Robert Burg (1890-1946)



The only appearance of Alberich in Götterdämmerung is in the dream scene with Hagen at the beginning of the second act. Alberich is Robert Burg (1890-1946), who sang in Dresden from 1916 to 1944 and was one of the best Heldenbaritons of his time. In Bayreuth he was subscibed to  the role of Alberich from 1933 to 1942 and also sang Klingsor in Parsifal 1934-39. Here is a postcard from my collection which shows him as Escamillo in Carmen. (I don't owe a photo of a Wagnerian role of him -- but I was glad that I  found the two Marta Fuchs-Brünnhildes in my postcard collection).

These are the outstanding singers of this production. Also worth mentioning is basso Friedrich Dalberg as Hagen, but I have no photo of him. He was born in England as Frederick Dalrymple in 1908 and died 1988. He sang from 1931 to 1944 in Leipzig and after the war in Munich and in London (Covent Garden).

The three Rheintöchter do their job well, but I don 't want to write about the singers. As I have a photo in my collection of Hilde Scheppan, who is one of the three, I reproduce it here without further comments.


Hilde Scheppan as Chrysosthemis in Elektra ca. 1941






I think this is a recording of high intensity, and for me it was the first time that I have listened to the Götterdämmerung in whole on one occasion. Before I only listened to single acts or scenes. The plot of the last part of the Ring always seemed a bit confusing for me and not as "organic" as in the other parts: Siegfried and Brünnhilde are deeply in love, but he forgets her soon (even if it is a magic potion which makes this) and she is frustrated and plans to murder her great love through the one who has alienated her from Siegfried - that is a lot to swallow! But - this is a recording with a high tension, not a single singer has dissapointed me, and for everyone who wants to make his peace with the Götterdämmerung this recording is a good occasion, especially when you read the text (or a good translation) while listening. 

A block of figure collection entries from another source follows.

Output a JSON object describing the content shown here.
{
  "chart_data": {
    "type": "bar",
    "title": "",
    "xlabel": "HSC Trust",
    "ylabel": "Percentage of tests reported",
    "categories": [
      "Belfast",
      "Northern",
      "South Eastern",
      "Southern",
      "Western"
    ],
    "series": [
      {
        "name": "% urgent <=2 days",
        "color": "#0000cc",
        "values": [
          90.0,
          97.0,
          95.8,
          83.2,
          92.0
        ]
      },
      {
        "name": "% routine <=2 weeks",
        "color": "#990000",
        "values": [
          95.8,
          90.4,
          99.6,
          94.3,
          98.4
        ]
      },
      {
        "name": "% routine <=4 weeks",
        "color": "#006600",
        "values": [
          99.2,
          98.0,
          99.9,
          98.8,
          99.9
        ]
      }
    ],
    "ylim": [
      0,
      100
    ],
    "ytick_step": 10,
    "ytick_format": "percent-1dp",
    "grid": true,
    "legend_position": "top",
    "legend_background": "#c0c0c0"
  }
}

Elmendorff builds a high tension in many scenes (rape scene of Brünnhilde Track 13, 14), but also has unusual lyrical and intimate moments, which you would not expect in Bayreuth in 1942, when heroic tones were more usual. Examples for this are the Erzählung der Waltraute (Track 12) and Siegfried's death (Track 25).

The only blemish is that the last two minutes of the second act are missing in the recording.